There's the petty obstructionism that manifests itself in the prevention of sensible deeds, large and small. That’s what led Senate Republicans to filibuster the “Bring Jobs Home Act,” for example, a bill that would end tax breaks for shipping U.S. jobs overseas and replace them with tax breaks for creating jobs here.

The GOP routinely prevents a number of common-sense acts like these – acts that until recently would have enjoyed at least some support from members both parties – from getting passed. It’s tragic that these everyday obstructions continue to take place.

A Choice, For a Change?

But the right’s real winning streak, and therefore its opponents’ challenge, lies in its continued ability to shift the public conversation away from the deep-seated, systemic issues we still face. Most Democrats, whether out of discouragement or calculation, aren’t proposing the kinds of bold and transformative initiatives the country still needs – in jobs, infrastructure, trade, workplace rights, wages, economic equality, and other areas. (There are some notable exceptions to this rule.)

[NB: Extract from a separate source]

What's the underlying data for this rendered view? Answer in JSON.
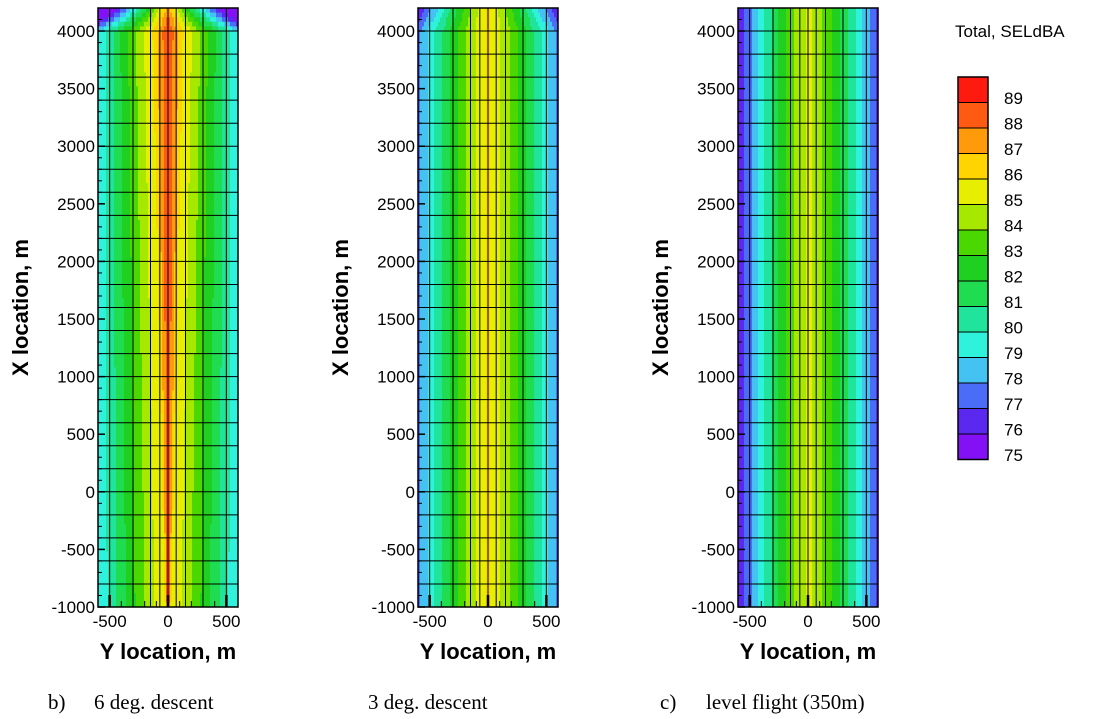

The upward transfer of wealth has cost the average American household $7,400 since the year 2000. Low-wage women still bear a terrible financial and job burden, as Jiao (Kitty) Lan observes. Job growth is still anemic, as millions still struggle with joblessness. Students are still burdened with debt. The highway-bill fiasco demonstrates the ongoing toll taken by austerity’s ongoing grip on our politics.

And yet countless liberals still talk about how “crazy” the Republicans are, which raises the question: If they’re so crazy, why are they doing so well? They may even be poised to win the Senate in November. Republicans have learned to lose battles in a way that elevates their political arguments. Where are the equally bold Democratic statements of principle?

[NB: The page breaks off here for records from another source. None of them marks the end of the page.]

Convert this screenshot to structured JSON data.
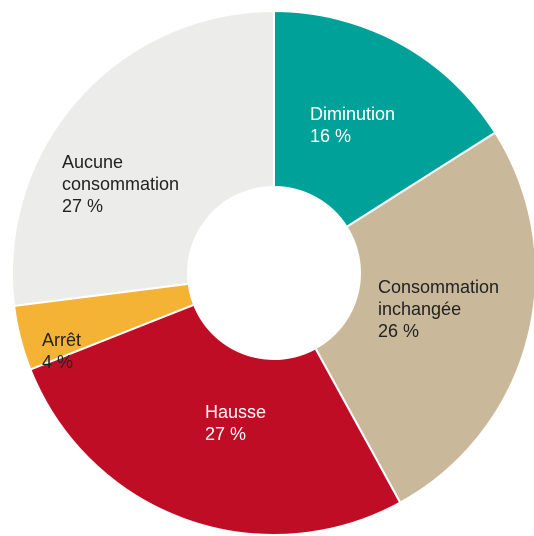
{
  "chart_data": {
    "type": "pie",
    "categories": [
      "Diminution",
      "Consommation inchangée",
      "Hausse",
      "Arrêt",
      "Aucune consommation"
    ],
    "values": [
      16,
      26,
      27,
      4,
      27
    ],
    "value_labels": [
      "16 %",
      "26 %",
      "27 %",
      "4 %",
      "27 %"
    ],
    "colors": [
      "#00a199",
      "#c9b99a",
      "#c00d26",
      "#f5b335",
      "#ececea"
    ],
    "label_colors": [
      "#ffffff",
      "#222222",
      "#ffffff",
      "#222222",
      "#222222"
    ]
  }
}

Sure, the Republicans in Congress would shoot down those bold progressive policies. But they shoot down the timid ones, too. At least voters would finally have a clear choice between two competing ideologies. The polling shows clearly that, given a choice like that, they’d reject the right.

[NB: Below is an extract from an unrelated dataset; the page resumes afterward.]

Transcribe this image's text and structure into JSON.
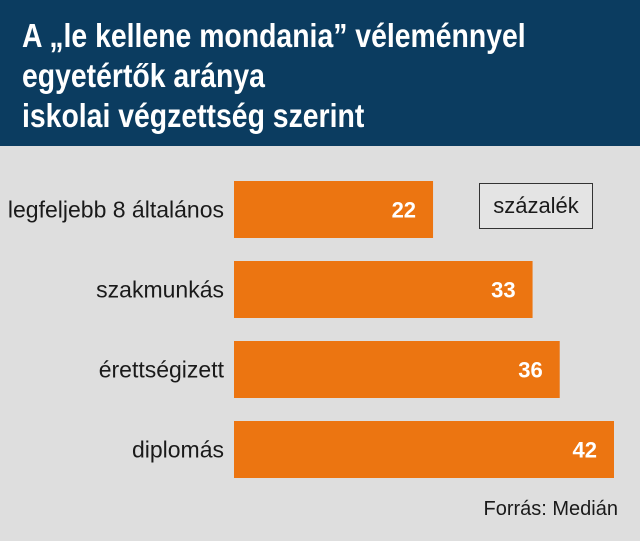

Say what you will about the extremist Republicans, but they know what they believe in and they’ve found a way to fight for it – despite the unpopularity of their views. That raises a challenge for Democrats: Will they finally offer a clear and unashamedly progressive alternative, one that's smart both politically and as policy? Given the role money currently plays in our political system, the answer’s likely to be: not until an organized and independent progressive movement demands it.